Enhanced Federated Deep Multi-View Clustering under Uncertainty Scenario
Bingjun Wei, Xuemei Cao, Jiafen Liu, Haoyang Liang, Xin Yang
TL;DR
This work tackles uncertainty in federated deep multi-view clustering caused by heterogeneous and incomplete client views. It introduces EFDMVC, a framework that jointly aligns local semantics, performs hierarchical cross-view contrastive fusion, compensates model drift, and balances cross-client aggregation to stabilize learning under arbitrary view subsets. Key contributions include consensus pre-training for feature alignment, multi-level contrastive fusion across full/partial/single views, a drift compensation term, and an uncertainty-aware aggregation scheme, all evaluated under IID and Non-IID regimes.

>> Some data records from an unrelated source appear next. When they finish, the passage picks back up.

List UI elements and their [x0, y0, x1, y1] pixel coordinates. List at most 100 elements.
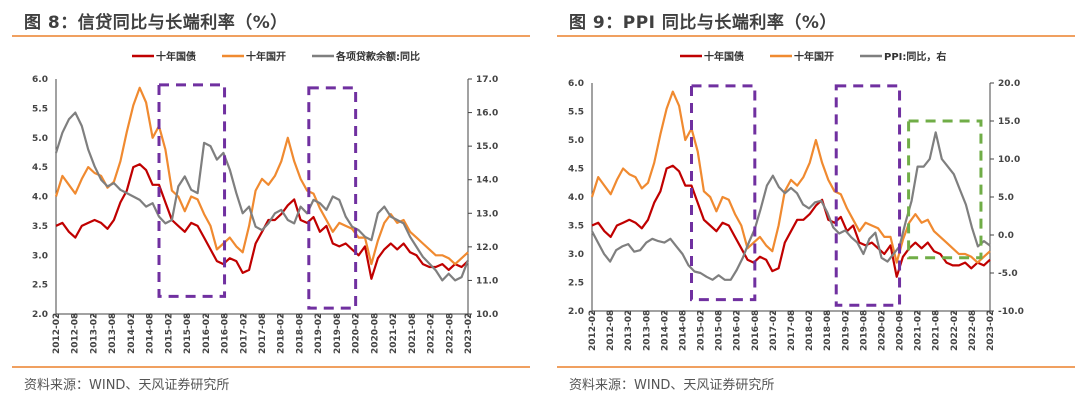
y-right-tick-label: 13.0: [476, 209, 498, 219]
x-tick-label: 2018-08: [823, 310, 833, 351]
chart-panel-fig8: 图 8：信贷同比与长端利率（%） 十年国债 十年国开 各项贷款余额:同比 2.0 2.5…: [0, 0, 530, 405]
x-tick-label: 2022-08: [968, 310, 978, 351]
series-line-cdb10y: [54, 86, 469, 266]
x-tick-label: 2015-02: [164, 313, 174, 354]
x-tick-label: 2019-08: [333, 313, 343, 354]
x-tick-label: 2013-08: [108, 313, 118, 354]
x-tick-label: 2018-08: [295, 313, 305, 354]
y-left-tick-label: 2.5: [568, 279, 584, 289]
y-left-tick-label: 3.0: [568, 250, 584, 260]
legend-label: 各项贷款余额:同比: [335, 50, 420, 63]
x-tick-label: 2021-02: [914, 310, 924, 351]
legend-label: 十年国开: [246, 50, 286, 63]
x-tick-label: 2016-02: [202, 313, 212, 354]
title-divider: [12, 35, 530, 37]
x-tick-label: 2020-02: [877, 310, 887, 351]
y-right-tick-label: 10.0: [998, 155, 1020, 165]
source-divider: [557, 366, 1075, 368]
annotation-box: [834, 84, 902, 307]
legend-label: 十年国债: [704, 50, 744, 63]
title-divider: [557, 35, 1075, 37]
x-tick-label: 2020-02: [352, 313, 362, 354]
y-left-tick-label: 3.5: [32, 222, 48, 232]
y-left-tick-label: 4.5: [568, 165, 584, 175]
annotation-box: [690, 84, 757, 302]
legend: 十年国债 十年国开 各项贷款余额:同比: [132, 50, 420, 63]
x-tick-label: 2015-02: [697, 310, 707, 351]
x-tick-label: 2023-02: [986, 310, 996, 351]
x-tick-label: 2023-02: [464, 313, 474, 354]
legend-label: PPI:同比，右: [884, 50, 946, 63]
x-tick-label: 2017-08: [258, 313, 268, 354]
x-tick-label: 2022-02: [950, 310, 960, 351]
series-line-third: [54, 111, 470, 282]
source-note: 资料来源：WIND、天风证券研究所: [24, 378, 230, 393]
legend-label: 十年国债: [156, 50, 196, 63]
x-tick-label: 2014-08: [146, 313, 156, 354]
y-left-tick-label: 2.0: [568, 307, 584, 317]
x-tick-label: 2012-02: [588, 310, 598, 351]
x-tick-label: 2019-08: [859, 310, 869, 351]
y-left-tick-label: 4.5: [32, 163, 48, 173]
x-tick-label: 2017-02: [239, 313, 249, 354]
y-right-tick-label: 14.0: [476, 176, 498, 186]
annotation-box: [307, 86, 358, 310]
source-note: 资料来源：WIND、天风证券研究所: [569, 378, 775, 393]
y-right-tick-label: 12.0: [476, 243, 498, 253]
x-tick-label: 2012-02: [52, 313, 62, 354]
y-right-tick-label: 5.0: [998, 193, 1014, 203]
series-line-cgb10y: [591, 164, 991, 278]
y-left-tick-label: 3.5: [568, 222, 584, 232]
legend: 十年国债 十年国开 PPI:同比，右: [680, 50, 946, 63]
x-tick-label: 2016-08: [751, 310, 761, 351]
series-line-cgb10y: [55, 163, 469, 280]
y-left-tick-label: 4.0: [568, 193, 584, 203]
y-left-tick-label: 5.5: [32, 104, 48, 114]
x-tick-label: 2020-08: [370, 313, 380, 354]
x-tick-label: 2014-08: [678, 310, 688, 351]
annotation-box: [157, 83, 227, 298]
x-tick-label: 2018-02: [277, 313, 287, 354]
x-tick-label: 2012-08: [606, 310, 616, 351]
chart-fig8: 十年国债 十年国开 各项贷款余额:同比 2.0 2.5 3.0 3.5 4.0 4.5 5.0 5.…: [32, 50, 498, 354]
x-tick-label: 2021-08: [408, 313, 418, 354]
x-tick-label: 2018-02: [805, 310, 815, 351]
y-right-tick-label: 11.0: [476, 276, 498, 286]
x-tick-label: 2021-08: [932, 310, 942, 351]
x-tick-label: 2020-08: [896, 310, 906, 351]
x-tick-label: 2016-02: [733, 310, 743, 351]
x-tick-label: 2014-02: [127, 313, 137, 354]
chart-panel-fig9: 图 9：PPI 同比与长端利率（%） 十年国债 十年国开 PPI:同比，右 2.0 2.…: [545, 0, 1075, 405]
x-tick-label: 2017-02: [769, 310, 779, 351]
x-tick-label: 2012-08: [71, 313, 81, 354]
y-left-tick-label: 3.0: [32, 251, 48, 261]
y-right-tick-label: 0.0: [998, 231, 1014, 241]
y-right-tick-label: 20.0: [998, 79, 1020, 89]
series-line-third: [591, 131, 991, 281]
x-tick-label: 2019-02: [314, 313, 324, 354]
y-left-tick-label: 2.5: [32, 281, 48, 291]
x-tick-label: 2017-08: [787, 310, 797, 351]
x-tick-label: 2015-08: [183, 313, 193, 354]
chart-title: 图 9：PPI 同比与长端利率（%）: [569, 13, 837, 33]
chart-fig9: 十年国债 十年国开 PPI:同比，右 2.0 2.5 3.0 3.5 4.0 4.5 5.0 5.5…: [568, 50, 1024, 351]
legend-label: 十年国开: [794, 50, 834, 63]
y-right-tick-label: 15.0: [476, 142, 498, 152]
x-tick-label: 2015-08: [715, 310, 725, 351]
chart-title: 图 8：信贷同比与长端利率（%）: [24, 13, 288, 33]
x-tick-label: 2013-02: [89, 313, 99, 354]
x-tick-label: 2016-08: [221, 313, 231, 354]
y-left-tick-label: 5.0: [32, 134, 48, 144]
series-line-cdb10y: [590, 90, 991, 264]
y-left-tick-label: 5.0: [568, 136, 584, 146]
y-left-tick-label: 2.0: [32, 310, 48, 320]
x-tick-label: 2022-08: [445, 313, 455, 354]
x-tick-label: 2022-02: [427, 313, 437, 354]
annotation-box: [907, 119, 983, 260]
x-tick-label: 2021-02: [389, 313, 399, 354]
x-tick-label: 2013-02: [624, 310, 634, 351]
y-left-tick-label: 4.0: [32, 193, 48, 203]
y-right-tick-label: -10.0: [998, 307, 1024, 317]
y-right-tick-label: 17.0: [476, 75, 498, 85]
y-right-tick-label: 15.0: [998, 117, 1020, 127]
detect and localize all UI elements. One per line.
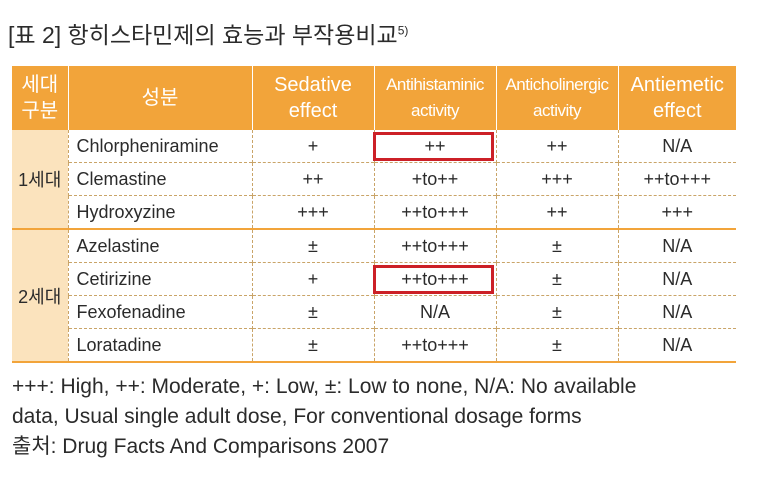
table-title: [표 2] 항히스타민제의 효능과 부작용비교5) [8, 16, 408, 50]
header-generation: 세대 구분 [12, 66, 68, 130]
table-row: Loratadine ± ++to+++ ± N/A [12, 328, 736, 362]
title-footnote: 5) [397, 23, 409, 38]
antihistaminic-value: ++to+++ [373, 228, 496, 263]
ingredient-name: Azelastine [67, 228, 252, 263]
antihistaminic-value-highlighted: ++ [373, 130, 496, 163]
ingredient-name: Hydroxyzine [67, 195, 252, 229]
source-note: 출처: Drug Facts And Comparisons 2007 [12, 435, 390, 458]
ingredient-name: Clemastine [67, 162, 252, 196]
header-ingredient: 성분 [67, 66, 252, 130]
ingredient-name: Chlorpheniramine [67, 130, 252, 163]
table-row: Hydroxyzine +++ ++to+++ ++ +++ [12, 195, 736, 229]
antiemetic-value: +++ [617, 195, 736, 229]
anticholinergic-value: ± [495, 262, 618, 296]
anticholinergic-value: ++ [495, 195, 618, 229]
antiemetic-value: ++to+++ [617, 162, 736, 196]
ingredient-name: Fexofenadine [67, 295, 252, 329]
antihistaminic-value: N/A [373, 295, 496, 329]
anticholinergic-value: ± [495, 228, 618, 263]
generation-label: 1세대 [12, 130, 68, 229]
header-sedative: Sedative effect [251, 66, 374, 130]
table-row: Fexofenadine ± N/A ± N/A [12, 295, 736, 329]
anticholinergic-value: ± [495, 295, 618, 329]
table-notes: +++: High, ++: Moderate, +: Low, ±: Low … [12, 372, 636, 462]
anticholinergic-value: ++ [495, 130, 618, 163]
antiemetic-value: N/A [617, 228, 736, 263]
generation-label: 2세대 [12, 228, 68, 362]
header-antihistaminic: Antihistaminic activity [373, 66, 496, 130]
antihistaminic-value: ++to+++ [373, 195, 496, 229]
sedative-value: + [251, 262, 374, 296]
legend-note: +++: High, ++: Moderate, +: Low, ±: Low … [12, 375, 637, 398]
table-row: Clemastine ++ +to++ +++ ++to+++ [12, 162, 736, 196]
antiemetic-value: N/A [617, 328, 736, 362]
sedative-value: ± [251, 295, 374, 329]
antiemetic-value: N/A [617, 130, 736, 163]
sedative-value: + [251, 130, 374, 163]
table-row: Cetirizine + ++to+++ ± N/A [12, 262, 736, 296]
ingredient-name: Cetirizine [67, 262, 252, 296]
header-antiemetic: Antiemetic effect [617, 66, 736, 130]
antihistaminic-value: +to++ [373, 162, 496, 196]
header-row: 세대 구분 성분 Sedative effect Antihistaminic act… [12, 66, 736, 130]
legend-note-continued: data, Usual single adult dose, For conve… [12, 405, 582, 428]
sedative-value: ± [251, 328, 374, 362]
antiemetic-value: N/A [617, 262, 736, 296]
anticholinergic-value: ± [495, 328, 618, 362]
sedative-value: ± [251, 228, 374, 263]
title-text: [표 2] 항히스타민제의 효능과 부작용비교 [8, 22, 398, 48]
antihistaminic-value-highlighted: ++to+++ [373, 262, 496, 296]
table-row: 1세대 Chlorpheniramine + ++ ++ N/A [12, 130, 736, 229]
comparison-table: 세대 구분 성분 Sedative effect Antihistaminic act… [12, 66, 736, 363]
table-row: 2세대 Azelastine ± ++to+++ ± N/A [12, 228, 736, 362]
ingredient-name: Loratadine [67, 328, 252, 362]
anticholinergic-value: +++ [495, 162, 618, 196]
sedative-value: +++ [251, 195, 374, 229]
antihistaminic-value: ++to+++ [373, 328, 496, 362]
sedative-value: ++ [251, 162, 374, 196]
antiemetic-value: N/A [617, 295, 736, 329]
header-anticholinergic: Anticholinergic activity [495, 66, 618, 130]
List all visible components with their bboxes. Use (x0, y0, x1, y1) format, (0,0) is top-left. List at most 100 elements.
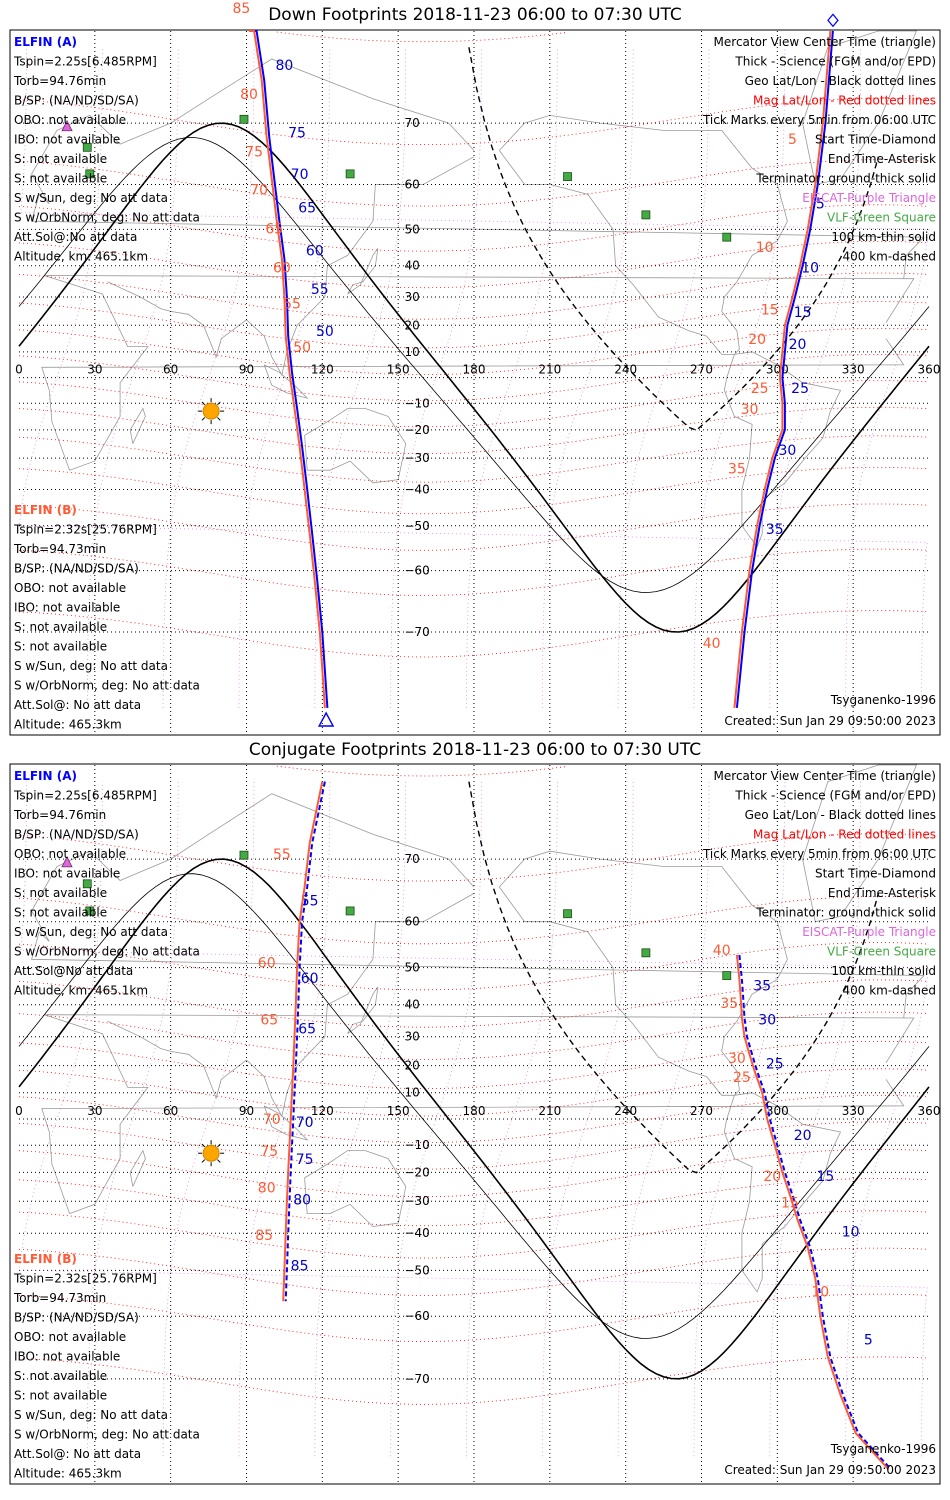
elfin-b-tick-label: 65 (265, 221, 283, 237)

Experiments on six datasets show robust gains over state-of-the-art baselines, indicating EFDMVC's potential for privacy-preserving, scalable clustering in distributed real-world settings.
Abstract
Traditional Federated Multi-View Clustering assumes uniform views across clients, yet practical deployments reveal heterogeneous view completeness with prevalent incomplete, redundant, or corrupted data. While recent approaches model view heterogeneity, they neglect semantic conflicts from dynamic view combinations, failing to address dual uncertainties: view uncertainty (semantic inconsistency from arbitrary view pairings) and aggregation uncertainty (divergent client updates with imbalanced contributions). To address these, we propose a novel Enhanced Federated Deep Multi-View Clustering framework: first align local semantics, hierarchical contrastive fusion within clients resolves view uncertainty by eliminating semantic conflicts; a view adaptive drift module mitigates aggregation uncertainty through global-local prototype contrast that dynamically corrects parameter deviations; and a balanced aggregation mechanism coordinates client updates. Experimental results demonstrate that EFDMVC achieves superior robustness against heterogeneous uncertain views across multiple benchmark datasets, consistently outperforming all state-of-the-art baselines in comprehensive evaluations.